The Story
Why it exists.
The beginning
Vanilla Love exists because someone at RudRoss decided vanilla didn't need saving, it needed proper company. Released in 2024 as part of the England Collection, the fragrance takes a familiar material and gives it unexpected neighbors. Chamomile, white flowers, a milk chocolate accord slip into a structure that usually just goes warm and sweet. The result feels less like comfort food and more like a specific memory of comfort, a moment when something ordinary became something worth holding onto. That's RudRoss's way: contemporary sensibility, memory-driven composition, and a refusal to default to the expected.
Chamomile in a vanilla composition is the decision that separates this from the pack. The herbal dimension keeps the sweetness honest rather than syrupy, adding complexity that prevents the fragrance from flattening into simple gourmand territory.

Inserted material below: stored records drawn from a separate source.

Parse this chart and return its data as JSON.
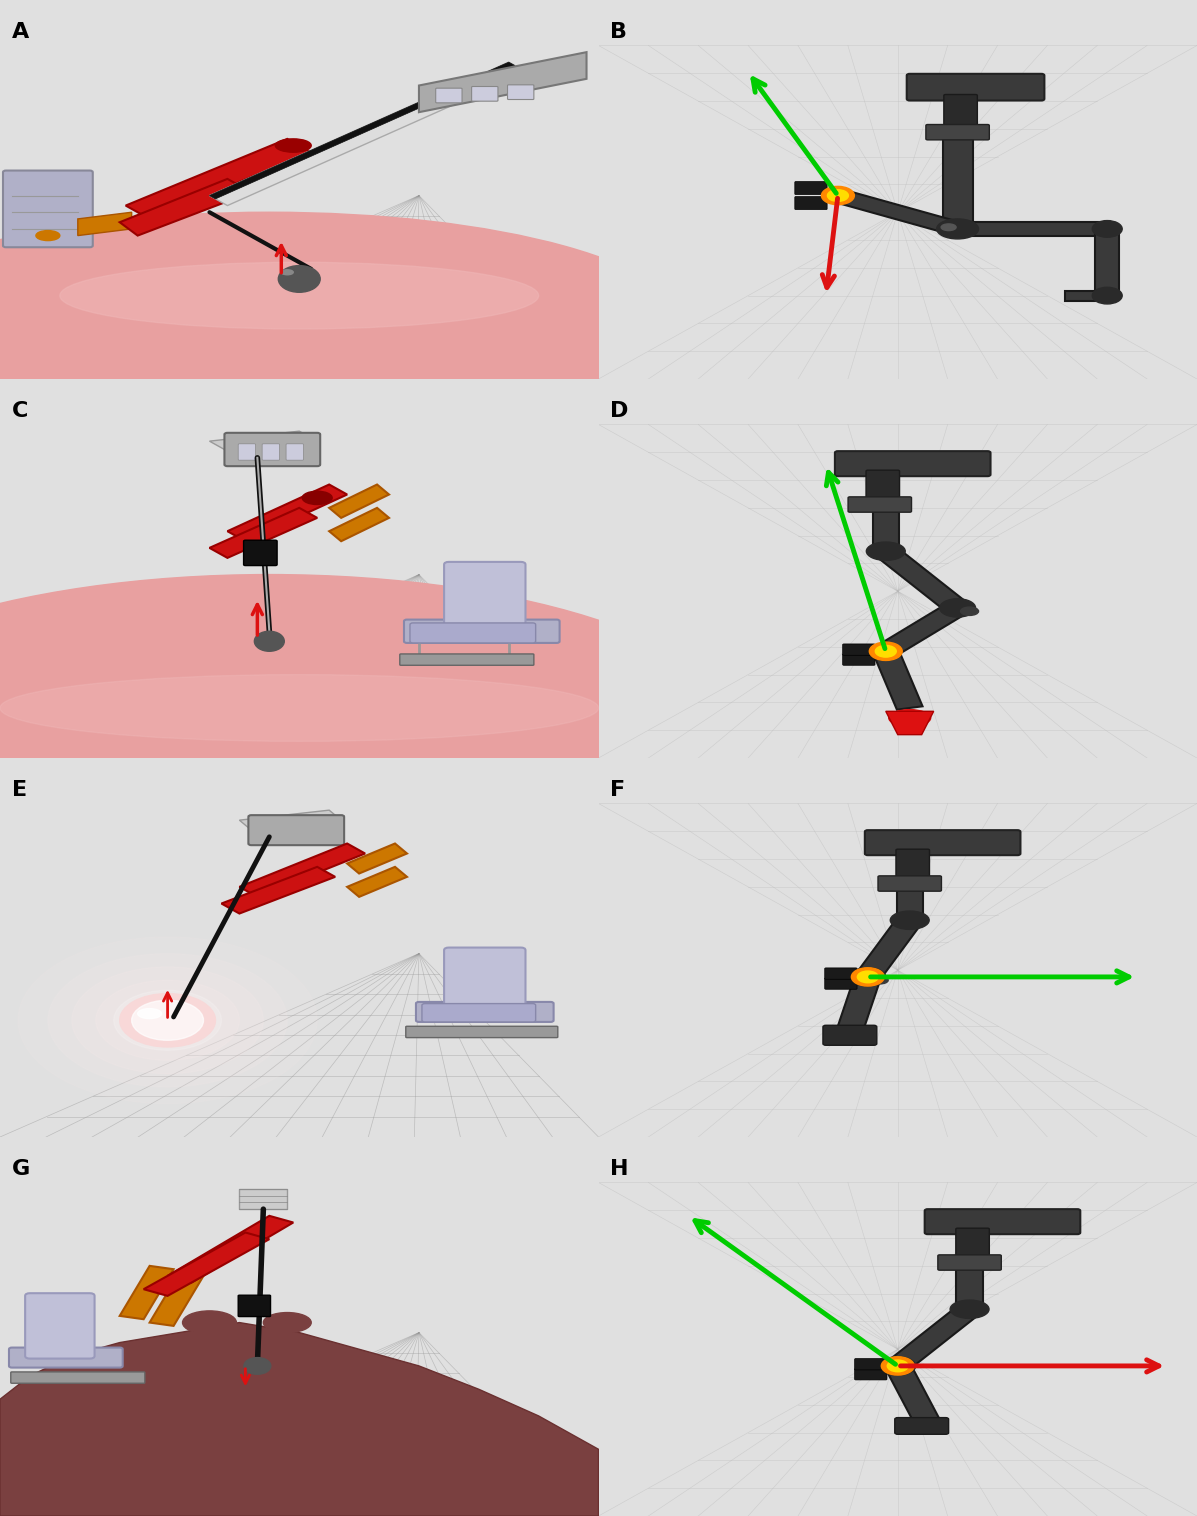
{
  "panels": [
    "A",
    "B",
    "C",
    "D",
    "E",
    "F",
    "G",
    "H"
  ],
  "nrows": 4,
  "ncols": 2,
  "label_fontsize": 16,
  "label_color": "black",
  "label_weight": "bold",
  "figsize": [
    11.97,
    15.16
  ],
  "dpi": 100,
  "bg_outer": "#e0e0e0",
  "bg_left_panel": "#c8c8c8",
  "bg_right_panel": "#d2d2d2",
  "bg_right_render": "#c8c8c8",
  "white_strip": "#ffffff",
  "grid_color": "#aaaaaa",
  "flesh_color": "#e8a0a0",
  "flesh_dark": "#d08080",
  "skin_dark": "#7a4040",
  "robot_dark": "#2a2a2a",
  "robot_mid": "#444444",
  "robot_light": "#888888",
  "robot_silver": "#aaaaaa",
  "robot_white": "#dddddd",
  "robot_red": "#cc1111",
  "robot_orange": "#cc7700",
  "arrow_red": "#dd1111",
  "arrow_green": "#00cc00",
  "yellow": "#ffdd00",
  "needle_black": "#111111",
  "needle_white": "#eeeeee"
}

Hedione handles the floral lift, creating a transparent white flower effect that reads as fresh rather than one-dimensional. The heart has structure without announcing itself, each layer informing the next in a quiet conversation between ingredients.
The evolution
The opening is warm and immediate, milk chocolate and vanilla arrive together, bergamot keeping things bright enough. Chamomile walks in next. That's the move. White florals lift everything while tonka bean and sandalwood settle into skin like a second layer. Lasts well past the evening's first chapter. The drydown clings close, a skin-level warmth that carries through late hours.
Cultural impact
Vanilla Love belongs to RudRoss's England Collection, drawing on the quiet sophistication associated with British perfumery traditions. It appeals to the wearer who wants vanilla they haven't smelled before: familiar comfort paired with unexpected refinement. Chamomile gives the composition its point of view, an herbal counterweight to sweetness that sets this apart from straightforward interpretations of the note.